An inmate identified only as Tyler committed suicide in October after unsuccessful attempts in April and July that resulted in no significant change to his written treatment plans, which contained no mention that he had attempted to take his own life, according to Stewart’s testimony and court exhibits. Entire pages of the treatment plan form describing Tyler’s condition and what should be done to help him were left blank, and that’s typical, Stewart testified.
“This isn’t an outlier,” testified the doctor, who told the court that treatment plans routinely contain boilerplate language that doesn’t change from inmate to inmate.
Approximately 900 of the 1,100 inmates in segregation in state prisons are mentally ill, according to court records. Mental health professionals who check on mentally ill inmates must shout at them through small openings in cell doors that preclude inmates and those who are supposed to help them from seeing each other, Stewart testified. It’s a vicious cycle, with segregation cells making sick inmates even sicker, which prompts more misbehavior, which results in more segregation time. They cut themselves and smear their bodies with feces. The state last spring began giving mentally ill inmates more time out of segregation cells by shackling them to chairs in front of big-screen televisions that show movies, which Stewart acknowledged is progress.

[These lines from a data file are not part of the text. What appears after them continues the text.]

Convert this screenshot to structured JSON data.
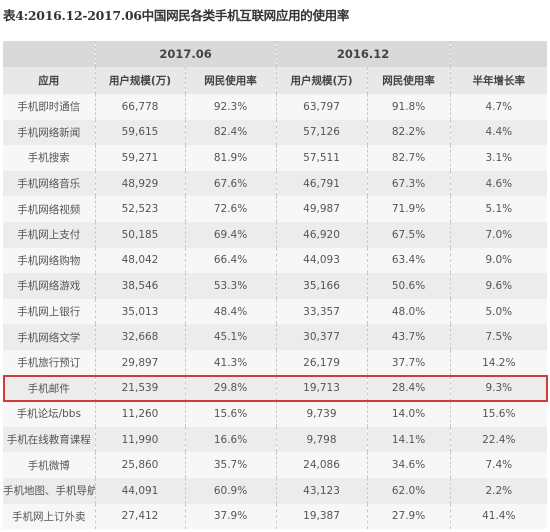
{
  "title": "表4:2016.12-2017.06中国网民各类手机互联网应用的使用率",
  "header": {
    "period_1": "2017.06",
    "period_2": "2016.12",
    "col_app": "应用",
    "col_users_1": "用户规模(万)",
    "col_rate_1": "网民使用率",
    "col_users_2": "用户规模(万)",
    "col_rate_2": "网民使用率",
    "col_growth": "半年增长率"
  },
  "highlight_color": "#d33b3b",
  "highlighted_row": "手机邮件",
  "rows": [
    {
      "app": "手机即时通信",
      "users_2017_06": "66,778",
      "rate_2017_06": "92.3%",
      "users_2016_12": "63,797",
      "rate_2016_12": "91.8%",
      "growth": "4.7%"
    },
    {
      "app": "手机网络新闻",
      "users_2017_06": "59,615",
      "rate_2017_06": "82.4%",
      "users_2016_12": "57,126",
      "rate_2016_12": "82.2%",
      "growth": "4.4%"
    },
    {
      "app": "手机搜索",
      "users_2017_06": "59,271",
      "rate_2017_06": "81.9%",
      "users_2016_12": "57,511",
      "rate_2016_12": "82.7%",
      "growth": "3.1%"
    },
    {
      "app": "手机网络音乐",
      "users_2017_06": "48,929",
      "rate_2017_06": "67.6%",
      "users_2016_12": "46,791",
      "rate_2016_12": "67.3%",
      "growth": "4.6%"
    },
    {
      "app": "手机网络视频",
      "users_2017_06": "52,523",
      "rate_2017_06": "72.6%",
      "users_2016_12": "49,987",
      "rate_2016_12": "71.9%",
      "growth": "5.1%"
    },
    {
      "app": "手机网上支付",
      "users_2017_06": "50,185",
      "rate_2017_06": "69.4%",
      "users_2016_12": "46,920",
      "rate_2016_12": "67.5%",
      "growth": "7.0%"
    },
    {
      "app": "手机网络购物",
      "users_2017_06": "48,042",
      "rate_2017_06": "66.4%",
      "users_2016_12": "44,093",
      "rate_2016_12": "63.4%",
      "growth": "9.0%"
    },
    {
      "app": "手机网络游戏",
      "users_2017_06": "38,546",
      "rate_2017_06": "53.3%",
      "users_2016_12": "35,166",
      "rate_2016_12": "50.6%",
      "growth": "9.6%"
    },
    {
      "app": "手机网上银行",
      "users_2017_06": "35,013",
      "rate_2017_06": "48.4%",
      "users_2016_12": "33,357",
      "rate_2016_12": "48.0%",
      "growth": "5.0%"
    },
    {
      "app": "手机网络文学",
      "users_2017_06": "32,668",
      "rate_2017_06": "45.1%",
      "users_2016_12": "30,377",
      "rate_2016_12": "43.7%",
      "growth": "7.5%"
    },
    {
      "app": "手机旅行预订",
      "users_2017_06": "29,897",
      "rate_2017_06": "41.3%",
      "users_2016_12": "26,179",
      "rate_2016_12": "37.7%",
      "growth": "14.2%"
    },
    {
      "app": "手机邮件",
      "users_2017_06": "21,539",
      "rate_2017_06": "29.8%",
      "users_2016_12": "19,713",
      "rate_2016_12": "28.4%",
      "growth": "9.3%"
    },
    {
      "app": "手机论坛/bbs",
      "users_2017_06": "11,260",
      "rate_2017_06": "15.6%",
      "users_2016_12": "9,739",
      "rate_2016_12": "14.0%",
      "growth": "15.6%"
    },
    {
      "app": "手机在线教育课程",
      "users_2017_06": "11,990",
      "rate_2017_06": "16.6%",
      "users_2016_12": "9,798",
      "rate_2016_12": "14.1%",
      "growth": "22.4%"
    },
    {
      "app": "手机微博",
      "users_2017_06": "25,860",
      "rate_2017_06": "35.7%",
      "users_2016_12": "24,086",
      "rate_2016_12": "34.6%",
      "growth": "7.4%"
    },
    {
      "app": "手机地图、手机导航",
      "users_2017_06": "44,091",
      "rate_2017_06": "60.9%",
      "users_2016_12": "43,123",
      "rate_2016_12": "62.0%",
      "growth": "2.2%"
    },
    {
      "app": "手机网上订外卖",
      "users_2017_06": "27,412",
      "rate_2017_06": "37.9%",
      "users_2016_12": "19,387",
      "rate_2016_12": "27.9%",
      "growth": "41.4%"
    }
  ]
}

The Illinois Department of Corrections has taken considerable steps to enhance the delivery of care for offenders who are on the mental health caseload. The Department remains focused on fully complying with the terms of the Rasho v Baldwin settlement agreement. It should be pointed out that, at a recent hearing, Dr. Melvin Hinton was called as an adverse witness. The vast majority of the questions he was asked required “Yes” or “No” answers. In other words, there were very few opportunities for him to explain the many accomplishments the Department has made in the 18 months since the Agreement was signed. It is important for the public to know the following:
· While recruiting qualified mental health professionals has been a challenge, the Department has added hundreds of new staff members since 2015 to address the mental health needs of its offenders.
· Department staff continues to receive ongoing training, including National Alliance on Mental Illness (NAMI) training and Verbal Judo, which equips them with the knowledge to deescalate situations and meet the unique needs of its mentally ill population.

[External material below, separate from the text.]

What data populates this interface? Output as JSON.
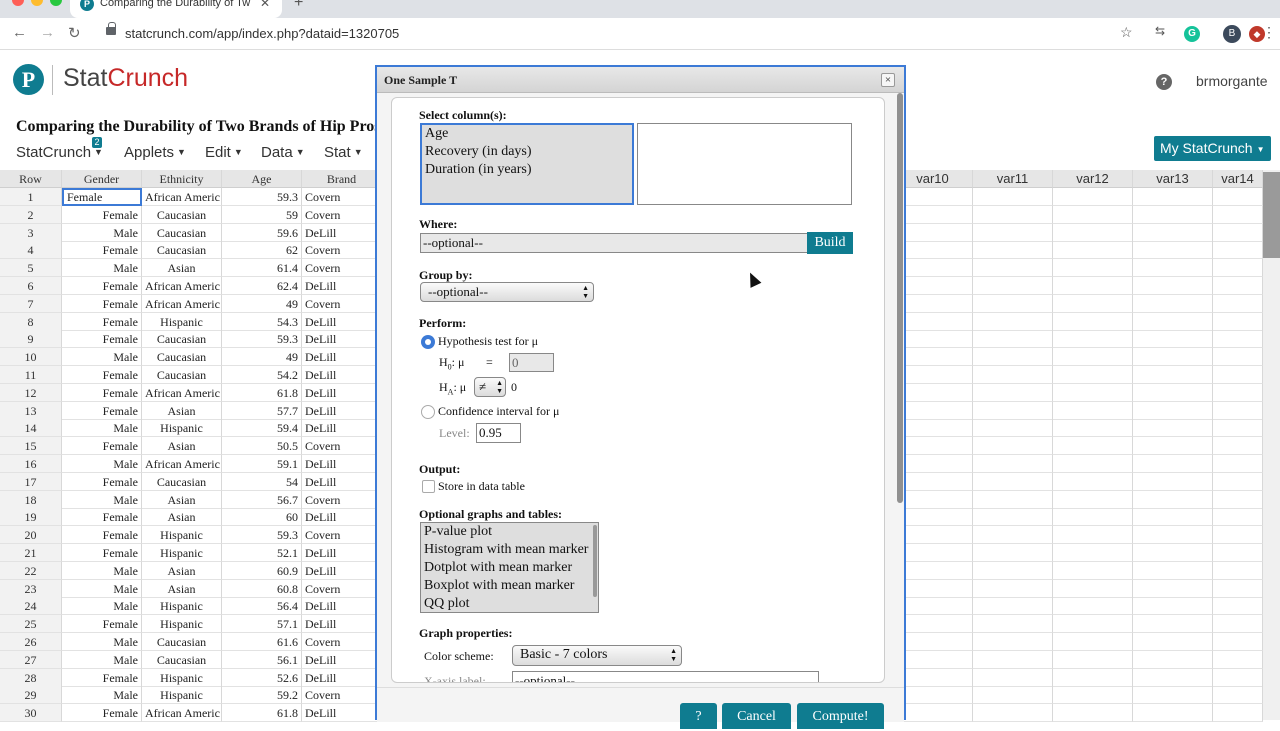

· The Department has reduced segregation time by 44% since 2015 and has drastically increased out of cell time for offenders who are housed in segregation.
· The Department has implemented additional programming for offenders who are on the mental health caseload.
· Currently, there are seriously mentally ill residents receiving residential treatment level services at Joliet Treatment Center and the residential treatment units at Logan and Dixon Correctional Centers.
· Additionally, the IDOC enlisted the services of an engineering firm to develop a state-of-the-art, 200 bed mental health and general medicine treatment unit for seriously mentally ill offenders.
The safety of our staff, the offenders in our custody, and the public are our top priority. The Department continues to make adjustments in its day to day operations that balance safety, security, and the needs of our mentally ill population. The Department remains committed to ensuring that mentally ill men and women receive the treatment that is essential to their wellbeing, rehabilitation and reentry into society.